Non sono un fan della Big G ancora meno effettuare delle ricerche tramite il classico sito per cui Google è diventato famoso, ma ciò che è successo in questi giorni mi ha fatto riflettere parecchio.

In primis cerchiamo di rispondere a questa domanda: quali sono le fasi più brutte della nostra vita?

Una di queste, io penso sia quella di fallire.

Può essere un qualcosa di grande oppure un piccolo errore quotidiano, il fallimento, siamo onesti, ci lascia un forte senso di disagio, di amaro in bocca, di rabbia e molte volte vorremmo solo tornare indietro di qualche giorno, ore, minute o addirittura secondi per recuperare e fare meglio.

Tornare indietro, ovviamente non si può.

Eppure, dovremmo sradicare il contro concetto classico e considerare il fallimento come un trampolino di lancio per un cambio nella nostra mente e nella nostra vita, capire cosa funziona e cosa è necessario modificare.

In realtà, il fallimento, per quanto possa far male, è una vera risorsa che solo noi siamo capaci di capire.

Prendete spunto da Google, che è una delle aziende più grandi del mondo, ma quante volte ha fallito?

Tantissime, basta guardare questo sito per capirlo, dove sono rappresentati tutti i suoi progetti che non sono mai andati effettivamente in porto oppure falliti del tutto a metà operato.

L’ultima caduta riguarda il suo social network Google+, che ha smesso di esistere addirittura prima di quanto affermato in precedenza visto che è stato scoperto anche un bug che permette agli sviluppatori esterni app di poter accedere ai dati di ben 52 milioni di utenti.

Google plus
Google plus

Modi di sbagliare diversi? Certo, ma si dice che più grossi sono più fanno rumore quando cadono.

Mettendo da parte la grande azienda, ognuno ha le proprie responsabilità, le proprie mansioni e il proprio modo di vivere la vita, prima o poi si sbaglia, si entra in una fase di decisioni critiche, di errori commessi ed è qui che impariamo e ogni volta apriamo la nostra mente.

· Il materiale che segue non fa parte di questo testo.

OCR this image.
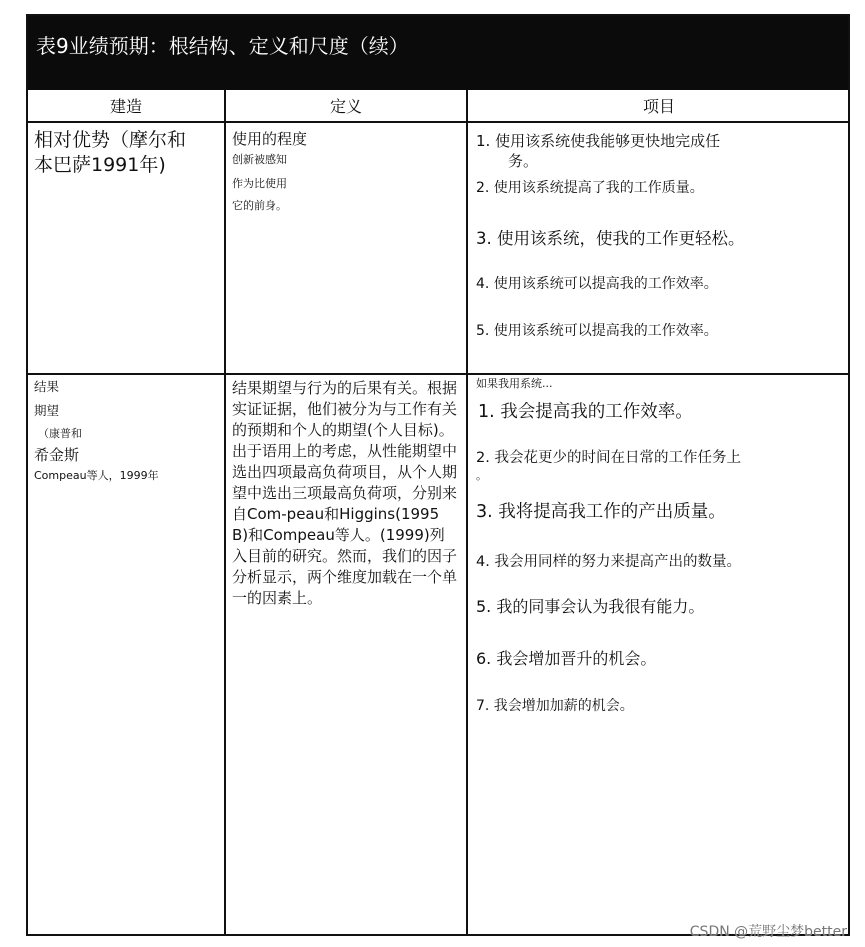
表9业绩预期：根结构、定义和尺度（续）
建造	定义	项目
相对优势（摩尔和
本巴萨1991年)
使用的程度
创新被感知
作为比使用
它的前身。
1. 使用该系统使我能够更快地完成任
务。
2. 使用该系统提高了我的工作质量。
3. 使用该系统，使我的工作更轻松。
4. 使用该系统可以提高我的工作效率。
5. 使用该系统可以提高我的工作效率。
结果
期望
（康普和
希金斯
Compeau等人，1999年
结果期望与行为的后果有关。根据实证证据，他们被分为与工作有关的预期和个人的期望(个人目标)。出于语用上的考虑，从性能期望中选出四项最高负荷项目，从个人期望中选出三项最高负荷项，分别来自Com-peau和Higgins(1995 B)和Compeau等人。(1999)列入目前的研究。然而，我们的因子分析显示，两个维度加载在一个单一的因素上。
如果我用系统...
1. 我会提高我的工作效率。
2. 我会花更少的时间在日常的工作任务上
。
3. 我将提高我工作的产出质量。
4. 我会用同样的努力来提高产出的数量。
5. 我的同事会认为我很有能力。
6. 我会增加晋升的机会。
7. 我会增加加薪的机会。
CSDN @荒野尘梦better
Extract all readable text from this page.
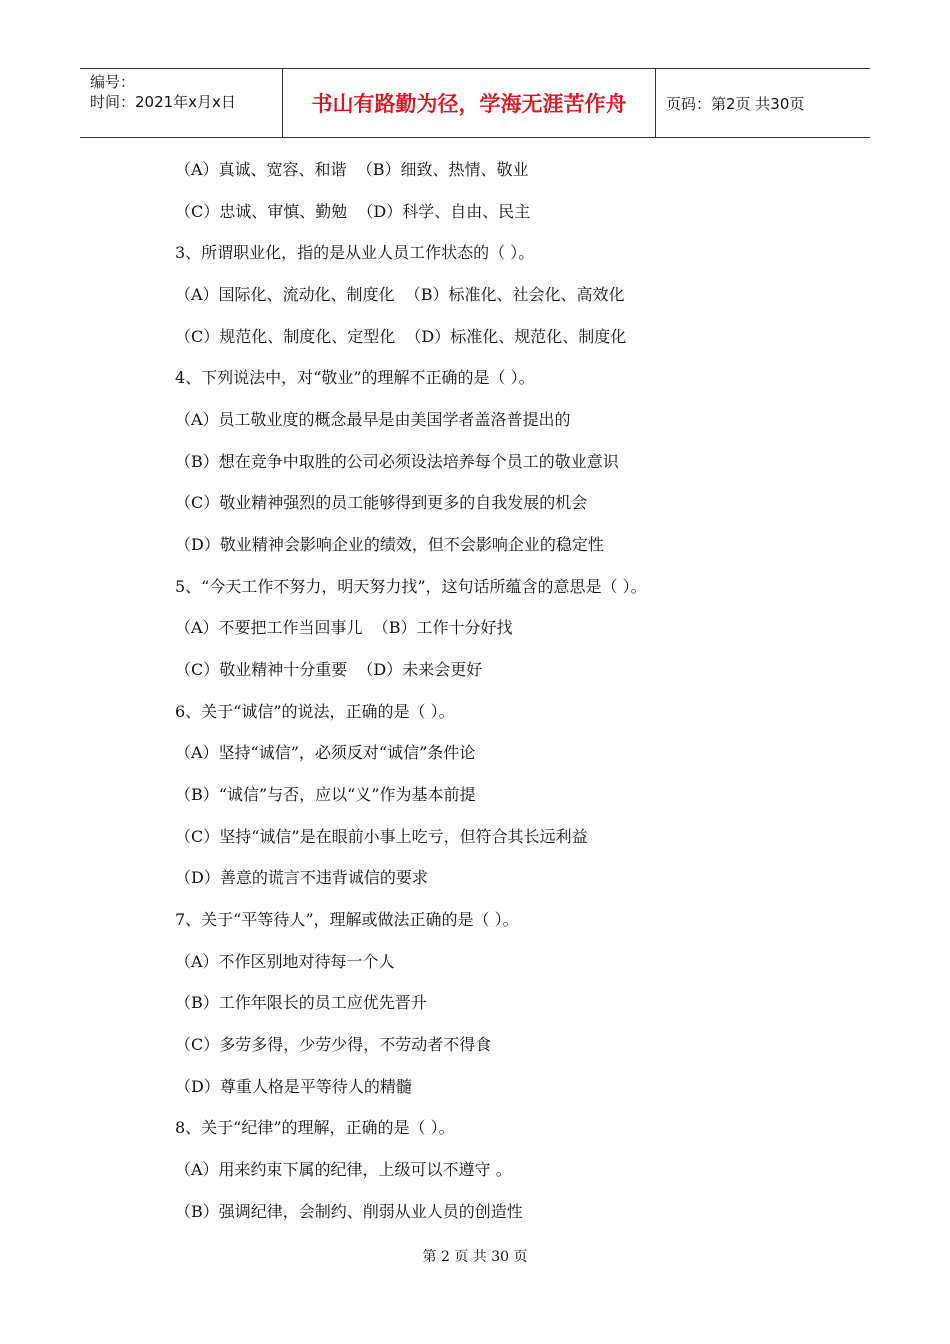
编号：
时间：2021年x月x日	书山有路勤为径，学海无涯苦作舟	页码：第2页 共30页
（A）真诚、宽容、和谐  （B）细致、热情、敬业
（C）忠诚、审慎、勤勉  （D）科学、自由、民主
3、所谓职业化，指的是从业人员工作状态的（ ）。
（A）国际化、流动化、制度化  （B）标准化、社会化、高效化
（C）规范化、制度化、定型化  （D）标准化、规范化、制度化
4、下列说法中，对“敬业”的理解不正确的是（ ）。
（A）员工敬业度的概念最早是由美国学者盖洛普提出的
（B）想在竞争中取胜的公司必须设法培养每个员工的敬业意识
（C）敬业精神强烈的员工能够得到更多的自我发展的机会
（D）敬业精神会影响企业的绩效，但不会影响企业的稳定性
5、“今天工作不努力，明天努力找”，这句话所蕴含的意思是（ ）。
（A）不要把工作当回事儿  （B）工作十分好找
（C）敬业精神十分重要  （D）未来会更好
6、关于“诚信”的说法，正确的是（ ）。
（A）坚持“诚信”，必须反对“诚信”条件论
（B）“诚信”与否，应以“义”作为基本前提
（C）坚持“诚信”是在眼前小事上吃亏，但符合其长远利益
（D）善意的谎言不违背诚信的要求
7、关于“平等待人”，理解或做法正确的是（ ）。
（A）不作区别地对待每一个人
（B）工作年限长的员工应优先晋升
（C）多劳多得，少劳少得，不劳动者不得食
（D）尊重人格是平等待人的精髓
8、关于“纪律”的理解，正确的是（ ）。
（A）用来约束下属的纪律，上级可以不遵守 。
（B）强调纪律，会制约、削弱从业人员的创造性
第 2 页 共 30 页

Fare, provare, sperimentare, sbagliare, cambiare idea e ripartire oppure riprovare in maniera più cosciente per oltrepassare l’errore che ti aveva fermato, sono le fasi migliori per diventare soddisfatti di noi stessi e utilizzare al meglio il nostro tempo.

Leggi il mio articolo “È tutta una questione di tempo“.

Ma qual’è il metodo perfetto per non sbagliare mai? Semplice, non fare nulla.